In the end, Buruma spreads those arguments out in front of us rather than tying them up in a bundle; he has no concrete suggestions to make and no clear sense of where the Netherlands is headed. But of course, those who think they do know, know wrong; in this case, at least, Buruma's sense of the lay of the land is itself invaluable: "The murder of Theo van Gogh was committed by one Dutch convert to a revolutionary war," he concludes, in a passage that should recommend his book to anyone interested in European history as well as Europe's future. "Such revolutionaries in Europe are still few in number.
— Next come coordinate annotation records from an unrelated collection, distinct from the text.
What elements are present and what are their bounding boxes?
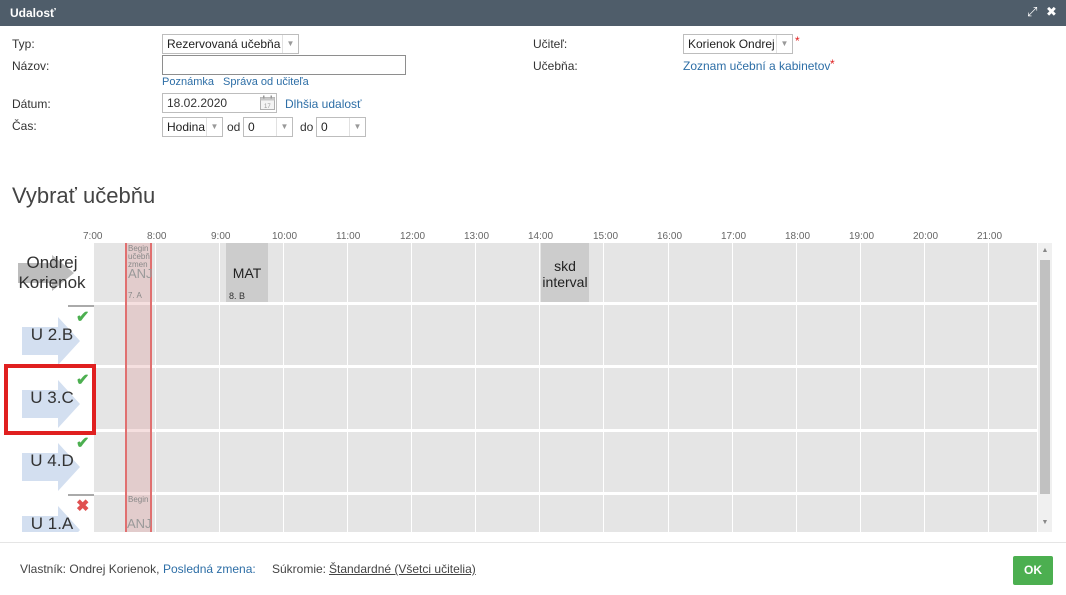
hour-label: 14:00 (528, 231, 554, 242)
event-class: 8. B (229, 291, 246, 301)
highlight-text: Begin (128, 495, 149, 504)
event-block-mat[interactable]: MAT 8. B (226, 243, 268, 302)
hour-label: 7:00 (83, 231, 103, 242)
ucitel-label: Učiteľ: (533, 37, 568, 51)
dlhsia-udalost-link[interactable]: Dlhšia udalosť (285, 97, 362, 111)
row-u4d[interactable]: U 4.D ✔ (0, 431, 94, 493)
row-u1a[interactable]: U 1.A ✖ (0, 494, 94, 532)
event-name: skd interval (542, 258, 588, 290)
hour-label: 11:00 (336, 231, 361, 242)
highlight-text: ANJ (127, 516, 152, 531)
cas-label: Čas: (12, 119, 37, 133)
hour-label: 20:00 (913, 231, 939, 242)
zoznam-ucebni-link[interactable]: Zoznam učební a kabinetov (683, 59, 830, 73)
privacy-label: Súkromie: (272, 562, 327, 576)
hour-label: 9:00 (211, 231, 231, 242)
chevron-down-icon: ▼ (776, 35, 792, 53)
chevron-down-icon: ▼ (349, 118, 365, 136)
sprava-od-ucitela-link[interactable]: Správa od učiteľa (223, 76, 309, 88)
ucitel-value: Korienok Ondrej (688, 37, 775, 51)
highlight-text: ANJ (128, 266, 153, 281)
scroll-down-icon[interactable]: ▼ (1038, 517, 1052, 529)
event-block-skd[interactable]: skd interval (541, 243, 589, 302)
nazov-label: Názov: (12, 59, 50, 73)
check-icon: ✔ (76, 435, 90, 452)
chevron-down-icon: ▼ (282, 35, 298, 53)
selected-time-column[interactable]: Begin učebň zmen ANJ 7. A Begin ANJ (125, 243, 153, 532)
privacy-select[interactable]: Štandardné (Všetci učitelia) (329, 562, 476, 576)
timeline-grid[interactable]: MAT 8. B skd interval (94, 243, 1037, 532)
check-icon: ✔ (76, 309, 90, 326)
last-change-link[interactable]: Posledná zmena: (163, 562, 256, 576)
hour-label: 15:00 (593, 231, 619, 242)
datum-label: Dátum: (12, 97, 51, 111)
chevron-down-icon: ▼ (206, 118, 222, 136)
row-name: U 1.A (30, 514, 74, 532)
close-icon[interactable]: ✖ (1046, 4, 1057, 20)
expand-icon[interactable]: ⤢ (1027, 4, 1037, 20)
row-teacher[interactable]: Ondrej Korienok (0, 243, 94, 305)
required-mark: * (830, 57, 835, 71)
hour-label: 18:00 (785, 231, 811, 242)
cas-unit-value: Hodina (167, 120, 206, 134)
row-name: U 4.D (30, 451, 74, 470)
event-name: MAT (232, 265, 262, 281)
typ-select[interactable]: Rezervovaná učebňa ▼ (162, 34, 299, 54)
highlight-text: 7. A (128, 291, 142, 300)
section-heading: Vybrať učebňu (12, 183, 156, 208)
row-u2b[interactable]: U 2.B ✔ (0, 305, 94, 367)
owner-label: Vlastník: Ondrej Korienok, (20, 562, 160, 576)
od-value: 0 (248, 120, 255, 134)
hour-label: 21:00 (977, 231, 1003, 242)
typ-select-value: Rezervovaná učebňa (167, 37, 281, 51)
vertical-scrollbar[interactable]: ▲ ▼ (1038, 243, 1052, 532)
hour-label: 19:00 (849, 231, 875, 242)
svg-text:17: 17 (264, 104, 271, 110)
cross-icon: ✖ (76, 498, 90, 515)
typ-label: Typ: (12, 37, 35, 51)
hour-label: 13:00 (464, 231, 490, 242)
od-label: od (227, 120, 241, 134)
scrollbar-thumb[interactable] (1040, 260, 1050, 494)
ucitel-select[interactable]: Korienok Ondrej ▼ (683, 34, 793, 54)
window-title: Udalosť (10, 6, 56, 20)
do-select[interactable]: 0 ▼ (316, 117, 366, 137)
row-name: U 2.B (30, 325, 74, 344)
do-value: 0 (321, 120, 328, 134)
calendar-icon[interactable]: 17 (259, 95, 276, 111)
cas-unit-select[interactable]: Hodina ▼ (162, 117, 223, 137)
hour-label: 12:00 (400, 231, 426, 242)
ok-button[interactable]: OK (1013, 556, 1053, 585)
nazov-input[interactable] (162, 55, 406, 75)
window-titlebar: Udalosť ⤢ ✖ (0, 0, 1066, 26)
od-select[interactable]: 0 ▼ (243, 117, 293, 137)
hour-label: 8:00 (147, 231, 167, 242)
scroll-up-icon[interactable]: ▲ (1038, 245, 1052, 257)
chevron-down-icon: ▼ (276, 118, 292, 136)
do-label: do (300, 120, 314, 134)
poznamka-link[interactable]: Poznámka (162, 76, 214, 88)
selection-highlight-box (4, 364, 96, 435)
row-name: Ondrej Korienok (18, 253, 86, 292)
hour-label: 17:00 (721, 231, 747, 242)
required-mark: * (795, 34, 800, 48)
hour-label: 16:00 (657, 231, 683, 242)
ucebna-label: Učebňa: (533, 59, 578, 73)
hour-label: 10:00 (272, 231, 298, 242)
dialog-footer: Vlastník: Ondrej Korienok, Posledná zmen… (0, 542, 1066, 595)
But the murder, like the bomb attacks in Madrid and London, the fatwah against Salman Rushdie, and the worldwide Muslim protests against cartoons of the Prophet in a Danish newspaper, exposed dangerous fractures that run through all European nations. Islam may soon become the majority religion in countries whose churches have been turned more and more into tourist sites, apartment houses, theaters, and places of entertainment. . . . How Europeans, Muslims as well as non-Muslims, cope with this is the question that will decide our future. And what better place to watch the drama unfold than the Netherlands, where freedom came from a revolt against Catholic Spain, where ideals of tolerance and diversity became a badge of national honor, and where political Islam struck its first blow against a man whose deepest conviction was that freedom of speech included the freedom to insult."

Alex Abramovich is a writer and editor in Astoria, Queens. He writes about culture and the arts for the New York Times, Slate, and other publications.